Quelles sont les formalités à accomplir lors d’un accident du travail ou de trajet
Dans les 24 heures qui suivent l’accident :
- le salarié doit aussitôt avertir son employeur en précisant les témoins éventuels de l’accident. (sauf cas de force majeure, d’impossibilité absolue ou de motif légitime).
- L’employeur doit fournir le « tryptique » déclaratif.
Il sera rempli par le médecin traitant.
- Pour obtenir la prise en charge de l’accident à titre professionnel, le salarié doit alors apporter la preuve que son état est imputable à un accident survenu au cours de son travail.
- L’envoi d’une lettre recommandée est la procédure qu’il convient d’adopter en cas d’accident de trajet ou d’accident survenu au cours d’une mission.
Dans l’hypothèse de télétravail, la victime doit également déclarer l’accident à son employeur par lettre recommandée, sans délai, lorsque le lieu de l’accident est son propre domicile (Lettre min. DSS/SDF ATH/B4 no 98/16, 7 juillet. 1998 : BJ-UCANSS no 41/98, 5-9 oct.).
- Il y sera décrit les blessures et les conséquences ainsi que la durée des soins.
Ce certificat, établi sur imprimé CERFA, est composé de trois volets identiques.
C’est le médecin qui adresse les volets 1 et 2 de ce certificat médical à la caisse primaire d’assurance-maladie (CPAM).
Quant à la victime, elle conserve le volet 3, accompagné de toutes les pièces ayant servi à l’établissement dudit certificat.
Ce certificat doit être extrêmement bien détaillé.
Toute lésion qui n’y figure pas sera plus difficilement prise en charge par la suite.
Si un arrêt de travail est prescrit, la mention de cet arrêt et celle de sa durée sont portées sur les trois volets précités.
L’employeur doit remplir le formulaire n° S6202 «Attestation de salaire - accident du travail ou maladie professionnelle» qui permettra à la caisse d’Assurance Maladie de calculer, et de vous verser des indemnités journalières.
L’employeur remplit en outre le volet 4 du certificat médical initial, intitulé « Certificat d’arrêt de travail ».
Ce volet est envoyé par la victime à son employeur pour justifier son absence (ou au Pôle Emploi si elle est en situation de chômage).

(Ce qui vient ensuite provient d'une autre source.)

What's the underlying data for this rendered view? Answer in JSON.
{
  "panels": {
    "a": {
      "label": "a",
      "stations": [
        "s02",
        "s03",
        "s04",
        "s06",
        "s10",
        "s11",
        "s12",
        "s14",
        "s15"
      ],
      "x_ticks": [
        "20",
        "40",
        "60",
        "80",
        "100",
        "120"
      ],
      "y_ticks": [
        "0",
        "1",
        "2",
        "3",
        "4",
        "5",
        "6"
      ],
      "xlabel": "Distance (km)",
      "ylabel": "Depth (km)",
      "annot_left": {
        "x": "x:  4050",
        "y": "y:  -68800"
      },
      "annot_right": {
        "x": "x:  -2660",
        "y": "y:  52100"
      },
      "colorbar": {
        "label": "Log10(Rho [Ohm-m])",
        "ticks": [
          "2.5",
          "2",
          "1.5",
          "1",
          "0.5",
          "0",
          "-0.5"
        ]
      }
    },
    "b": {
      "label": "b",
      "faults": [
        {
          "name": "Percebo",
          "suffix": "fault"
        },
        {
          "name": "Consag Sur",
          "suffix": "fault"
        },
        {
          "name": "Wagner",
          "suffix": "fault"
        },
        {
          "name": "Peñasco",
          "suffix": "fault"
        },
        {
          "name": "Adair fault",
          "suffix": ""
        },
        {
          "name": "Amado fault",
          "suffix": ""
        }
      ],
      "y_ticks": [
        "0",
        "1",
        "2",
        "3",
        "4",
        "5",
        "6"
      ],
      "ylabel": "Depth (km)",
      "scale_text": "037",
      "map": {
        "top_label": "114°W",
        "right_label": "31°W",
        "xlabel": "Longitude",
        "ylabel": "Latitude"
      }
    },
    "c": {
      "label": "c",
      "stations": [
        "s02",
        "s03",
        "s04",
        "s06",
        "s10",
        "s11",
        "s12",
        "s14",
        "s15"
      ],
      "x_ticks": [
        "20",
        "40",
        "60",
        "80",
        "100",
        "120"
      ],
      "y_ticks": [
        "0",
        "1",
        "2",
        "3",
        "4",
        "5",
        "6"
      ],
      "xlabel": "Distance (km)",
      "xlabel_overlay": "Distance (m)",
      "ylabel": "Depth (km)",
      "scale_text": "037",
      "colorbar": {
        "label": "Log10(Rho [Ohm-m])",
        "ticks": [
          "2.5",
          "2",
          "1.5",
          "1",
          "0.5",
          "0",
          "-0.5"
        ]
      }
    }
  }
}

Accident professionnel ou pas ?
Qui décide ?
Une fois les démarches déclaratives faites par la victime et son employeur, c’est à la CPAM qu’il revient de se prononcer sur le caractère professionnel ou non de l’accident.
Pour ce faire, elle peut procéder à diverses mesures d’instruction dans un délai déterminé.
Employeur et salarié victime, tenus informés de l’instruction en cours, peuvent contester la décision prise par la caisse.
Le non respect des procédures contradictoires aboutira à la « non opposabilité » de l’accident vis à vis de l’employeur, c’est à dire que la caisse ne pourra pas le lui imputer.
Cela ne changera rien pour le salarié

Depuis le 1er janvier 2010, cette procédure d’instruction a été modifiée par décret :
- le point de départ du délai d’instruction court à réception de la déclaration d’accident du travail et du certificat médical, et non plus à la seule réception de la déclaration ;
- l’employeur qui émet des réserves doit dorénavant les motiver ;
- l’information des parties est améliorée puisque, désormais, la CPAM doit informer victime et employeur sur les éléments de l’enquête et sur la possibilité qui leur est offerte de consulter le dossier d’instruction, 10 jours francs avant de prendre sa décision ;
- enfin, si la CPAM reconnaît à l’accident un caractère professionnel, elle doit notifier sa décision à l’employeur.
Conséquence de cette notification, l’employeur dispose d’un délai de contestation plus bref qu’auparavant puisqu’il n’a plus que deux mois pour contester en justice le caractère professionnel de l’accident.
Attention, le salarié et l’employeur disposent de voies de recours contre la décision prise par la caisse.
Elles doivent êtres précisées dans le courrier de la Caisse.
Pour le 1er recours, c’est la commission de recours  amiable de la caisse qui est compétente.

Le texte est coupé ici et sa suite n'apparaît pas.